英語を"Be動詞"から学ぶ悲劇。
いい歳をして英文法の学び直しをしています。仕事柄書いたり喋ったりは一般的な人より多いとは実感しているのですが、高校で英文法はドロップアウトしたことがあるので甚だ心もとないのです。日本語の学習参考書は昭和の時代とほぼ一言一句変わっておらず、読んでいると10代でのドロップアウト状態が蘇ってくるので英文の参考書と併用(英文メイン)で学んでいますが、これをやっていると日本語の参考書の不具合が山のように目に付くようになってきました。
大半の英語の参考書はBe動詞から始まります。これが日本人にとって大きな壁と感じます。なぜってBe動詞は日本語にないシステムだからです。敢えて言うとBe動詞は助動詞の「です・ます」もしくは動詞の「ある」ですが、英語では主語述語が先なので、述語動詞として日本語の助動詞のですますが先に入り込んでくる感じになるからです。日本人が英語を学ぶなら一般動詞から入るべきなのです(一般動詞の国文法での品詞分類は「動詞」なのです)。それなのになぜ我々はBe動詞から学ばねばならないのか?答えは簡単。英語で書かれた参考書がそこから始まるから、です。
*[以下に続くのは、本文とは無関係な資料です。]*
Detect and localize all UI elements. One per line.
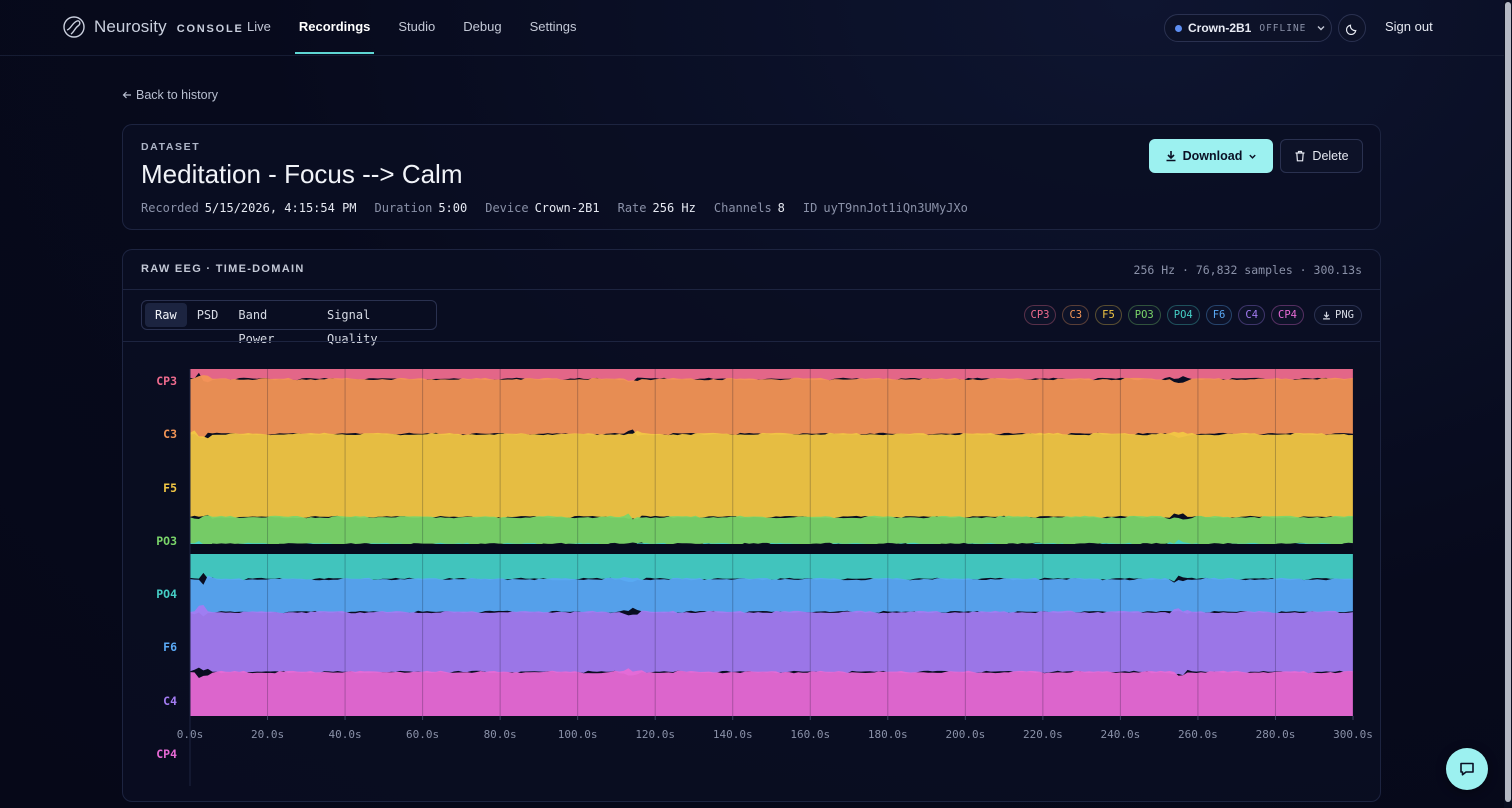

色々話を聞いていると、今の日本語で書かれた英文法の参考書の原型は明治時代に翻訳されたもののようです。当時の言語学者は国からの命令で必死になって文法書を翻訳したのでしょう。その努力は素晴らしいです。でも多分翻訳で手一杯で違う語族の言語を学ぶときに留意すべきポイントなんて考えもできなかっただろうと推測されます。恐らく英語で書かれた英文法の本はインド=ヨーロッパ語族で非英語な言語を使っている人々には簡単なのです。だってIch bin Japanische.とかYo soy Japonesa. とかJe suis japonais.他のヨーロッパ言語では Ich binとかYo soyとかJe suisがI amに振り変わるんだ、と言うことが容易にわかるんです。中国語でも我是日本人なので「是」の字がBe動詞に当たることは推測できるはずです。でもこれが日本語にはないので混乱してしまうんです。そして日本語に訳されている現行の英文法の参考書はBe動詞の文章、すなわち状態を表す文の説明がいたるところで絶望的にヘタクソです。日本人が英語を苦手にしているのは語族の違う言語で全く改定のされていない旧態依然の参考書で学ばされている現状もまた大きな問題なのです。言語は生き物なので変化し続けています。日本語ですら戦前と戦後では仮名遣が変わり、横書きの読み方も逆になり、様々なことが変わっています。なのになぜ我々は何十年も前と変わらないマニュアルで英語を学ばないといけないのか?ここに対する疑念をもている人はほとんどいません。文部科学省は英語ができる日本人を増やそうと必死ですが、現状のままならまず無理だろうとしか思えません。30年ほど前、日本版金融ビッグバンなる言葉がよく言われました。当時その世界に近いところにいましたが、様々な理由でまず無理だろうと感じていました。そして数年前東京都知事が金融市場の国際化云々という話でこう言いました。「英語のできる人材の育成」。大爆笑でした。30年経過してるのに進歩どころか後退してるんです。
なんだか最近は小5から英語をやってるみたいですが、まぁ無理だろうな、としか感じられません。問題はそこではないからです。